Our visitors are what make the Tenement Museum the thriving and growing place that it is today. Since we appreciate our visitors very much, every month, we’ll give a shout out to a special visitor (or visitors) to the Tenement Museum! It’s our Visitor of the Month. If you’d like to be one of our Visitors of the Month, just ask your friendly Tenement Museum Staff Member!
Margaret Quigley is a Tenement Museum SuperVisitor(tm) and Member from Coronado, California.
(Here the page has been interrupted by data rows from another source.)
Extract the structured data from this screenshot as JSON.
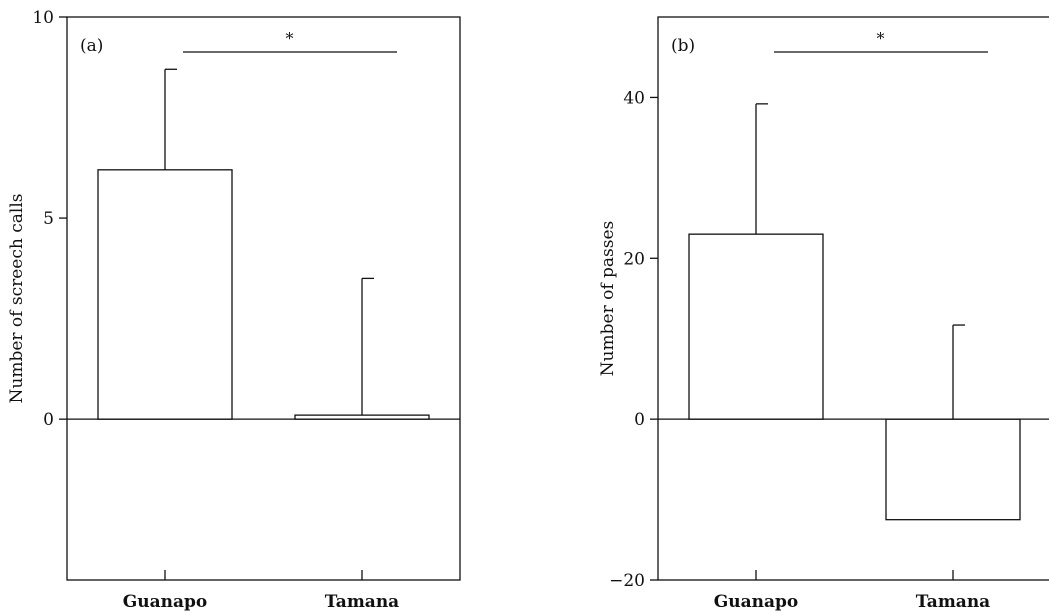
{
  "chart_data": [
    {
      "type": "bar",
      "panel_label": "(a)",
      "ylabel": "Number of screech calls",
      "categories": [
        "Guanapo",
        "Tamana"
      ],
      "values": [
        6.2,
        0.1
      ],
      "error_upper": [
        8.7,
        3.5
      ],
      "ylim": [
        -4,
        10
      ],
      "yticks": [
        0,
        5,
        10
      ],
      "ytick_labels": [
        "0",
        "5",
        "10"
      ],
      "significance": {
        "between": [
          "Guanapo",
          "Tamana"
        ],
        "label": "*"
      },
      "grid": false
    },
    {
      "type": "bar",
      "panel_label": "(b)",
      "ylabel": "Number of passes",
      "categories": [
        "Guanapo",
        "Tamana"
      ],
      "values": [
        23,
        -12.5
      ],
      "error_upper": [
        39.2,
        11.7
      ],
      "ylim": [
        -20,
        50
      ],
      "yticks": [
        -20,
        0,
        20,
        40
      ],
      "ytick_labels": [
        "−20",
        "0",
        "20",
        "40"
      ],
      "significance": {
        "between": [
          "Guanapo",
          "Tamana"
        ],
        "label": "*"
      },
      "grid": false
    }
  ]
}
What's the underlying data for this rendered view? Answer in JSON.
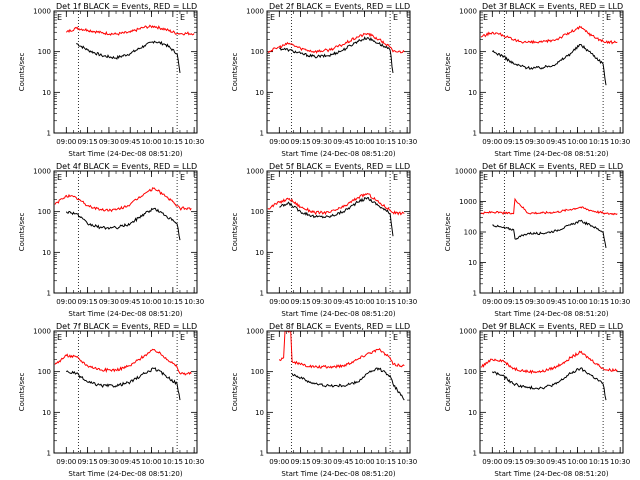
{
  "chart_data": [
    {
      "type": "line",
      "title": "Det 1f BLACK = Events, RED = LLD",
      "xlabel": "Start Time (24-Dec-08 08:51:20)",
      "ylabel": "Counts/sec",
      "xticks": [
        "09:00",
        "09:15",
        "09:30",
        "09:45",
        "10:00",
        "10:15",
        "10:30"
      ],
      "yticks": [
        "1",
        "10",
        "100",
        "1000"
      ],
      "ylim": [
        1,
        1000
      ],
      "yscale": "log",
      "markers": [
        {
          "label": "E",
          "x": "08:51:20"
        },
        {
          "label": "E",
          "x": "10:20:00"
        }
      ],
      "vlines": [
        "09:08:30",
        "10:18:00"
      ],
      "x": [
        "09:00",
        "09:07",
        "09:15",
        "09:25",
        "09:35",
        "09:45",
        "09:55",
        "10:02",
        "10:10",
        "10:18",
        "10:20",
        "10:30"
      ],
      "series": [
        {
          "name": "BLACK = Events",
          "color": "#000000",
          "values": [
            null,
            160,
            110,
            80,
            70,
            90,
            140,
            180,
            150,
            90,
            30,
            null
          ]
        },
        {
          "name": "RED = LLD",
          "color": "#ff0000",
          "values": [
            300,
            380,
            340,
            290,
            270,
            300,
            400,
            420,
            350,
            280,
            280,
            280
          ]
        }
      ]
    },
    {
      "type": "line",
      "title": "Det 2f BLACK = Events, RED = LLD",
      "xlabel": "Start Time (24-Dec-08 08:51:20)",
      "ylabel": "Counts/sec",
      "xticks": [
        "09:00",
        "09:15",
        "09:30",
        "09:45",
        "10:00",
        "10:15",
        "10:30"
      ],
      "yticks": [
        "1",
        "10",
        "100",
        "1000"
      ],
      "ylim": [
        1,
        1000
      ],
      "yscale": "log",
      "markers": [
        {
          "label": "E",
          "x": "08:51:20"
        },
        {
          "label": "E",
          "x": "10:20:00"
        }
      ],
      "vlines": [
        "09:08:30",
        "10:18:00"
      ],
      "x": [
        "08:52",
        "09:00",
        "09:07",
        "09:15",
        "09:25",
        "09:35",
        "09:45",
        "09:55",
        "10:02",
        "10:10",
        "10:18",
        "10:20",
        "10:28"
      ],
      "series": [
        {
          "name": "BLACK = Events",
          "color": "#000000",
          "values": [
            null,
            120,
            110,
            90,
            75,
            80,
            110,
            180,
            220,
            160,
            110,
            30,
            null
          ]
        },
        {
          "name": "RED = LLD",
          "color": "#ff0000",
          "values": [
            100,
            130,
            160,
            120,
            100,
            110,
            150,
            230,
            280,
            200,
            130,
            100,
            100
          ]
        }
      ]
    },
    {
      "type": "line",
      "title": "Det 3f BLACK = Events, RED = LLD",
      "xlabel": "Start Time (24-Dec-08 08:51:20)",
      "ylabel": "Counts/sec",
      "xticks": [
        "09:00",
        "09:15",
        "09:30",
        "09:45",
        "10:00",
        "10:15",
        "10:30"
      ],
      "yticks": [
        "1",
        "10",
        "100",
        "1000"
      ],
      "ylim": [
        1,
        1000
      ],
      "yscale": "log",
      "markers": [
        {
          "label": "E",
          "x": "08:51:20"
        },
        {
          "label": "E",
          "x": "10:20:00"
        }
      ],
      "vlines": [
        "09:08:30",
        "10:18:00"
      ],
      "x": [
        "08:52",
        "09:00",
        "09:07",
        "09:15",
        "09:25",
        "09:35",
        "09:45",
        "09:55",
        "10:02",
        "10:10",
        "10:18",
        "10:20",
        "10:28"
      ],
      "series": [
        {
          "name": "BLACK = Events",
          "color": "#000000",
          "values": [
            null,
            100,
            80,
            50,
            40,
            40,
            50,
            90,
            150,
            90,
            50,
            15,
            null
          ]
        },
        {
          "name": "RED = LLD",
          "color": "#ff0000",
          "values": [
            230,
            300,
            260,
            190,
            170,
            170,
            200,
            300,
            400,
            250,
            180,
            170,
            170
          ]
        }
      ]
    },
    {
      "type": "line",
      "title": "Det 4f BLACK = Events, RED = LLD",
      "xlabel": "Start Time (24-Dec-08 08:51:20)",
      "ylabel": "Counts/sec",
      "xticks": [
        "09:00",
        "09:15",
        "09:30",
        "09:45",
        "10:00",
        "10:15",
        "10:30"
      ],
      "yticks": [
        "1",
        "10",
        "100",
        "1000"
      ],
      "ylim": [
        1,
        1000
      ],
      "yscale": "log",
      "markers": [
        {
          "label": "E",
          "x": "08:51:20"
        },
        {
          "label": "E",
          "x": "10:20:00"
        }
      ],
      "vlines": [
        "09:08:30",
        "10:18:00"
      ],
      "x": [
        "08:52",
        "09:00",
        "09:07",
        "09:15",
        "09:25",
        "09:35",
        "09:45",
        "09:55",
        "10:02",
        "10:10",
        "10:18",
        "10:20",
        "10:28"
      ],
      "series": [
        {
          "name": "BLACK = Events",
          "color": "#000000",
          "values": [
            null,
            100,
            90,
            50,
            40,
            40,
            50,
            90,
            120,
            80,
            50,
            20,
            null
          ]
        },
        {
          "name": "RED = LLD",
          "color": "#ff0000",
          "values": [
            150,
            250,
            220,
            140,
            110,
            110,
            150,
            280,
            380,
            240,
            140,
            120,
            120
          ]
        }
      ]
    },
    {
      "type": "line",
      "title": "Det 5f BLACK = Events, RED = LLD",
      "xlabel": "Start Time (24-Dec-08 08:51:20)",
      "ylabel": "Counts/sec",
      "xticks": [
        "09:00",
        "09:15",
        "09:30",
        "09:45",
        "10:00",
        "10:15",
        "10:30"
      ],
      "yticks": [
        "1",
        "10",
        "100",
        "1000"
      ],
      "ylim": [
        1,
        1000
      ],
      "yscale": "log",
      "markers": [
        {
          "label": "E",
          "x": "08:51:20"
        },
        {
          "label": "E",
          "x": "10:20:00"
        }
      ],
      "vlines": [
        "09:08:30",
        "10:18:00"
      ],
      "x": [
        "08:52",
        "09:00",
        "09:07",
        "09:15",
        "09:25",
        "09:35",
        "09:45",
        "09:55",
        "10:02",
        "10:10",
        "10:18",
        "10:20",
        "10:28"
      ],
      "series": [
        {
          "name": "BLACK = Events",
          "color": "#000000",
          "values": [
            null,
            130,
            160,
            100,
            75,
            75,
            100,
            170,
            220,
            140,
            90,
            25,
            null
          ]
        },
        {
          "name": "RED = LLD",
          "color": "#ff0000",
          "values": [
            120,
            170,
            210,
            130,
            95,
            95,
            130,
            220,
            280,
            170,
            110,
            95,
            90
          ]
        }
      ]
    },
    {
      "type": "line",
      "title": "Det 6f BLACK = Events, RED = LLD",
      "xlabel": "Start Time (24-Dec-08 08:51:20)",
      "ylabel": "Counts/sec",
      "xticks": [
        "09:00",
        "09:15",
        "09:30",
        "09:45",
        "10:00",
        "10:15",
        "10:30"
      ],
      "yticks": [
        "1",
        "10",
        "100",
        "1000",
        "10000"
      ],
      "ylim": [
        1,
        10000
      ],
      "yscale": "log",
      "markers": [
        {
          "label": "E",
          "x": "08:51:20"
        },
        {
          "label": "E",
          "x": "10:20:00"
        }
      ],
      "vlines": [
        "09:08:30",
        "10:18:00"
      ],
      "x": [
        "08:52",
        "09:00",
        "09:07",
        "09:15",
        "09:16",
        "09:25",
        "09:35",
        "09:45",
        "09:55",
        "10:02",
        "10:10",
        "10:18",
        "10:20",
        "10:28"
      ],
      "series": [
        {
          "name": "BLACK = Events",
          "color": "#000000",
          "values": [
            null,
            170,
            140,
            120,
            60,
            90,
            90,
            110,
            170,
            230,
            160,
            100,
            30,
            null
          ]
        },
        {
          "name": "RED = LLD",
          "color": "#ff0000",
          "values": [
            400,
            450,
            420,
            400,
            1200,
            420,
            420,
            450,
            550,
            650,
            500,
            420,
            400,
            400
          ]
        }
      ]
    },
    {
      "type": "line",
      "title": "Det 7f BLACK = Events, RED = LLD",
      "xlabel": "Start Time (24-Dec-08 08:51:20)",
      "ylabel": "Counts/sec",
      "xticks": [
        "09:00",
        "09:15",
        "09:30",
        "09:45",
        "10:00",
        "10:15",
        "10:30"
      ],
      "yticks": [
        "1",
        "10",
        "100",
        "1000"
      ],
      "ylim": [
        1,
        1000
      ],
      "yscale": "log",
      "markers": [
        {
          "label": "E",
          "x": "08:51:20"
        },
        {
          "label": "E",
          "x": "10:20:00"
        }
      ],
      "vlines": [
        "09:08:30",
        "10:18:00"
      ],
      "x": [
        "08:52",
        "09:00",
        "09:07",
        "09:15",
        "09:25",
        "09:35",
        "09:45",
        "09:55",
        "10:02",
        "10:10",
        "10:18",
        "10:20",
        "10:28"
      ],
      "series": [
        {
          "name": "BLACK = Events",
          "color": "#000000",
          "values": [
            null,
            100,
            90,
            55,
            45,
            45,
            55,
            90,
            120,
            80,
            50,
            20,
            null
          ]
        },
        {
          "name": "RED = LLD",
          "color": "#ff0000",
          "values": [
            150,
            250,
            230,
            140,
            110,
            110,
            140,
            250,
            350,
            220,
            130,
            90,
            90
          ]
        }
      ]
    },
    {
      "type": "line",
      "title": "Det 8f BLACK = Events, RED = LLD",
      "xlabel": "Start Time (24-Dec-08 08:51:20)",
      "ylabel": "Counts/sec",
      "xticks": [
        "09:00",
        "09:15",
        "09:30",
        "09:45",
        "10:00",
        "10:15",
        "10:30"
      ],
      "yticks": [
        "1",
        "10",
        "100",
        "1000"
      ],
      "ylim": [
        1,
        1000
      ],
      "yscale": "log",
      "markers": [
        {
          "label": "E",
          "x": "08:51:20"
        },
        {
          "label": "E",
          "x": "10:20:00"
        }
      ],
      "vlines": [
        "09:08:30",
        "10:18:00"
      ],
      "x": [
        "08:52",
        "09:00",
        "09:03",
        "09:04",
        "09:08",
        "09:09",
        "09:15",
        "09:25",
        "09:35",
        "09:45",
        "09:55",
        "10:02",
        "10:10",
        "10:18",
        "10:20",
        "10:28"
      ],
      "series": [
        {
          "name": "BLACK = Events",
          "color": "#000000",
          "values": [
            null,
            null,
            null,
            null,
            null,
            90,
            70,
            50,
            45,
            45,
            55,
            90,
            120,
            80,
            50,
            20
          ]
        },
        {
          "name": "RED = LLD",
          "color": "#ff0000",
          "values": [
            null,
            200,
            220,
            1000,
            1000,
            180,
            150,
            130,
            130,
            140,
            200,
            280,
            350,
            220,
            150,
            140
          ]
        }
      ]
    },
    {
      "type": "line",
      "title": "Det 9f BLACK = Events, RED = LLD",
      "xlabel": "Start Time (24-Dec-08 08:51:20)",
      "ylabel": "Counts/sec",
      "xticks": [
        "09:00",
        "09:15",
        "09:30",
        "09:45",
        "10:00",
        "10:15",
        "10:30"
      ],
      "yticks": [
        "1",
        "10",
        "100",
        "1000"
      ],
      "ylim": [
        1,
        1000
      ],
      "yscale": "log",
      "markers": [
        {
          "label": "E",
          "x": "08:51:20"
        },
        {
          "label": "E",
          "x": "10:20:00"
        }
      ],
      "vlines": [
        "09:08:30",
        "10:18:00"
      ],
      "x": [
        "08:52",
        "09:00",
        "09:07",
        "09:15",
        "09:25",
        "09:35",
        "09:45",
        "09:55",
        "10:02",
        "10:10",
        "10:18",
        "10:20",
        "10:28"
      ],
      "series": [
        {
          "name": "BLACK = Events",
          "color": "#000000",
          "values": [
            null,
            100,
            80,
            50,
            40,
            40,
            50,
            90,
            120,
            80,
            50,
            20,
            null
          ]
        },
        {
          "name": "RED = LLD",
          "color": "#ff0000",
          "values": [
            130,
            200,
            190,
            120,
            100,
            100,
            130,
            220,
            300,
            190,
            120,
            110,
            110
          ]
        }
      ]
    }
  ]
}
Margaret Quigley, SuperVisitor!
Margaret has been “obsessed with the time period [of the Tenement Museum] since childhood.” She works as a studio teacher and is also a tutor for child actors; she joins them on shoots and makes sure that child-labor laws are enforced. She is on an extended stay with some child actors in New York and staying in the area. She went to a touring production of “Annie” as a child, saw the tutor listed in the program, and decided that’s what she wanted to be. She holds two advanced degrees in education: both in elementary and high school.
The kitchen in the Confino apartment, which is featured on the "Meet Victoria" program.
Margaret first became interested in the museum because, as she says, “Years ago, I was researching tenements and stumbled across your website and I’ve wanted to come ever since.” Her first Tenement Museum tour was “Meet Victoria,” to which she brought her two charges with her, because one of them is Sephardic. She and the kids both loved the tour. She bought a membership that day, and just this March, she took all of our building tours twice (except for “Exploring 97”) and all of our walking tours once!
The Rogarshevsky parlor, seen on the "Sweatshop Workers" tour.
She is fascinated by the sheer numbers of immigrants who came through here–up to 5000 a day entering America and up to 2000 living on our block. Margaret bought postcards of the apartments in 97 for her friends and family, and loves our collection of souvenirs. She would have bought more of our kids’ books, but she’s already read them all!
Just some of the thousands of people living on the Lower East Side in 1898.